Farmers recently offered the family almost $21,500 for asbestos remediation and repairs, but Kawa estimates the cost to be $78,000. However, Kawa's estimate also includes remediation of the second floor, as a precaution, since he says asbestos can travel through ventilation.

A Farmers spokesperson would only say "We are continuing to work with our customer to get this claim resolved."

The Mastalic family said they recently dipped in their own pockets to pay for the rehab. They said they're not accepting repair work insurance money and will continue to fight Farmers.

"At the end of the day you are really feeling like they are protecting their own interest and everyone is forgetting about us," Kasia said.

Since the 1980s, manufacturers in the U.S. have mostly phased out asbestos, but if you are doing any remodeling in your home you should take precaution.

Experts recommend you hire an "industrial hygienist" to inspect your home for asbestos before you do any demo work, especially on an older home.

As suggested by the Illinois Environmental Protection Agency web site, residential property owners should hire a qualified inspector to inspect a building for asbestos prior to any renovation or demolition activities, and if mitigation is called for, a licensed contractor should see to the removal of the asbestos.

Full Service Master statement:

We and the franchisee take this matter very seriously and sincerely apologize for the Mastalic's experience. While asbestos is more likely to be found in older homes, especially those built before the 1980's, it's very important for homeowners to be aware of the potential for asbestos. It can appear in a variety of products, such as floor and ceiling tile, insulation, popcorn ceilings and other home related items. If the homeowner is aware of the presence or potential presence of asbestos in the home, they should immediately and properly disclose it to any service provider before work begins.

The locally-owned franchise has worked with the homeowner's insurance company from the start to do the right thing and ensure the matter is properly resolved for the Mastalic's.

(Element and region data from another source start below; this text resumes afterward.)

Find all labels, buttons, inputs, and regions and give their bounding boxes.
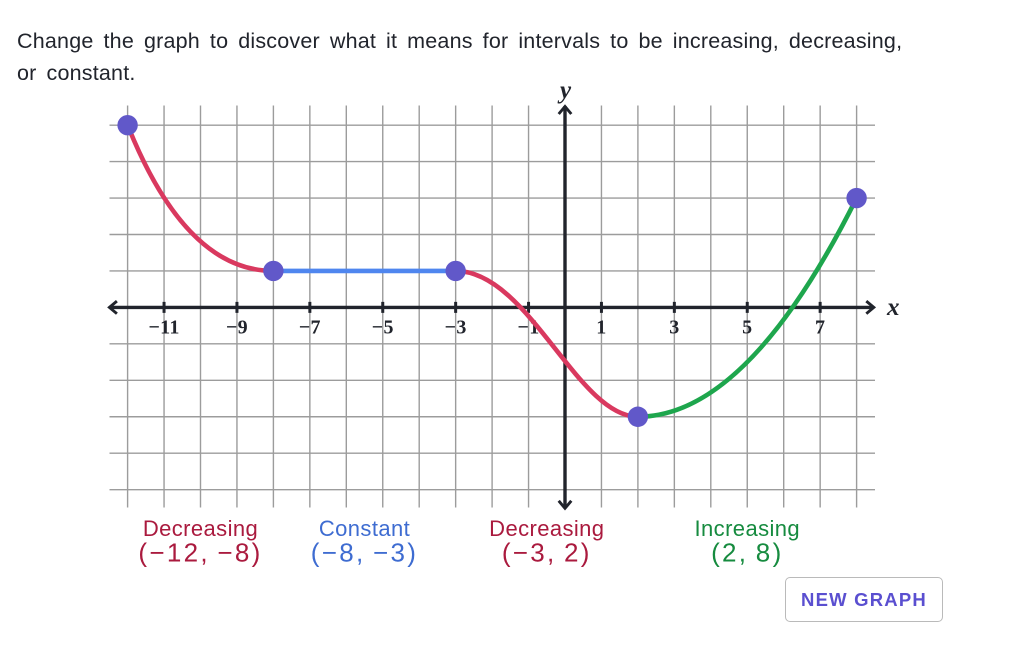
svg-text:−9: −9 <box>226 317 248 339</box>
svg-text:−5: −5 <box>372 317 394 339</box>
svg-text:(−8, −3): (−8, −3) <box>311 538 418 568</box>
svg-text:5: 5 <box>742 317 752 339</box>
svg-text:x: x <box>886 294 900 321</box>
svg-text:−11: −11 <box>148 317 179 339</box>
svg-text:y: y <box>557 77 572 104</box>
svg-text:(−12, −8): (−12, −8) <box>138 538 262 568</box>
svg-text:−7: −7 <box>299 317 321 339</box>
svg-text:(2, 8): (2, 8) <box>711 538 783 568</box>
svg-text:3: 3 <box>669 317 679 339</box>
svg-text:7: 7 <box>815 317 825 339</box>
svg-text:Constant: Constant <box>319 516 410 541</box>
svg-text:Decreasing: Decreasing <box>489 516 604 541</box>
svg-text:Increasing: Increasing <box>695 516 801 541</box>
svg-text:Decreasing: Decreasing <box>143 516 258 541</box>
svg-text:1: 1 <box>596 317 606 339</box>
svg-text:−3: −3 <box>445 317 467 339</box>
svg-text:(−3, 2): (−3, 2) <box>502 538 592 568</box>
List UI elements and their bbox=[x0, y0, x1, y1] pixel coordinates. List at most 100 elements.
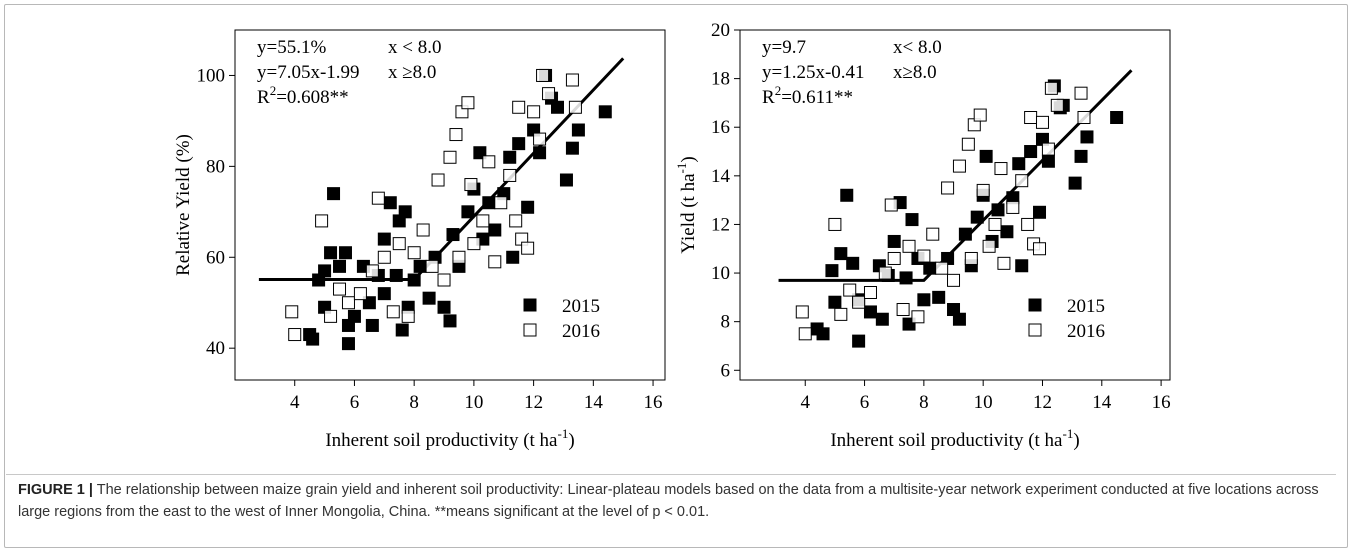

In addition, when the situation occurred, franchise management took immediate and appropriate action onsite, as well as reinforced industry protocols and standards throughout the organization, and provided additional training for the employee involved.

Our franchises are committed to providing the highest quality service and ensuring the safety of all customers. We appreciate the trust that our customers place in us, and work to build long-lasting relationships.